The TWP-PEA process should start at program inception, building common knowledge and vision among all staff, starting with in-depth training for staff on the whole PEA process: its reach and scope, its implementation and implications in management, monitoring and evaluation, strategic decision-making process, and activity implementation. This training acts as a doorway for senior management to lead the process of TWP-PEA customization and also provides an opportunity to both build ownership of the process within the team and identify the most adequate staff to spearhead the implementation of the process. Thus, it cannot be wholly contracted out to a third party; overall leadership must rest with program senior management to ensure the organic insertion of TWP-PEA into the full life of the project, with the allocation of adequate time and resources.

PEA Phases in Implementation

Four distinct moments characterize the adoption of a TWP-PEA approach within a program:

  • Design phase
  • Implementation phase
  • Adaptive management kick-off phase
  • TWP/PEA iteration phase

All phases are informed by and inform the program’s contractual obligations and effective delivery of results, creating a positive loop through which the program learns how best to adapt and deliver under the changing interests and dynamics of local actors and institutions.

Using TWP-PEA in Colombia to Strategically ‘Pause and Reflect’

Chemonics has been working in several projects to apply TWP-PEA at the project level. For the USAID/Colombia Justice for Sustainable Peace Program (JSP), Chemonics initially proposed rolling out four iterations of PEA throughout the life of the project. Initiating the first PEA in October 2017 — within the first three months of implementation to inform design and start-up — was met with some misunderstanding and frustration from local staff. Local teams initially saw TWP-PEA as additional work and not part of their ongoing tasks. It would take time and joint discussions to show staff the value added from TWP-PEA.

Over the course of the initial PEA and into the review of its findings and their programmatic implications, staff began to see TWP-PEA and adaptive management not as abstract concepts but as useful tools to make politically-informed decisions in real time.
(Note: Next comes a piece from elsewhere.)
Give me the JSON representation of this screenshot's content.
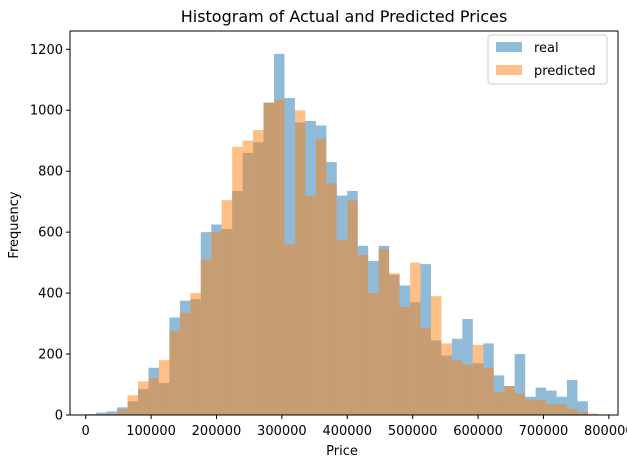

USAID’s active participation in the overall PEA process helped build greater trust and understanding leading to the joint agreement that work plans and monitoring, evaluation, and learning (MEL) plans are indeed living documents and need to be flexible and will change as the context dictates.

Since then, the JSP team has adopted and is actively implementing their common commitment to TWP-PEA via ‘pause and reflect’ opportunities, including: (1) quarterly meetings of all staff with a specific time set aside for TWP-PEA discussions; (2) a two-page section in each quarterly report about ongoing “everyday” PEA, how PEA considerations are affecting implementation, and suggestions for changes to the work plan and/or MEL plan; and (3) regional learning exchanges on common areas of interest or challenges. The team has completed their first quarterly analyses and are undertaking very focused political analyses on how the recent presidential elections results may affect current activities as well as Year Two work planning. The MEL specialist feels empowered and has taken ownership of a PEA baseline assessment, supporting program leadership to ensure that future PEAs are a regular part of the JSP MEL system.

With the contextual knowledge gained from TWP and applied PEA, national and regional staff have fostered alliances with unforeseen partners that had not previously been recognized or valued. This has put JSP in a better position to identify and take advantage of new strategic and operational opportunities, and to better respond to the needs and evolving dynamics of the local context.

TWP-PEA: The “So What?”

Given the complex and fluid environments of most development programs, it becomes even more important to embed TWP into programming and ensure politically informed, flexible, and responsive implementation. Integrating TWP-PEA into programs incorporates donor frameworks with practices, but it also tailors project activities to local dynamics. Ultimately, this gives project objectives a higher likelihood for success and sustainability.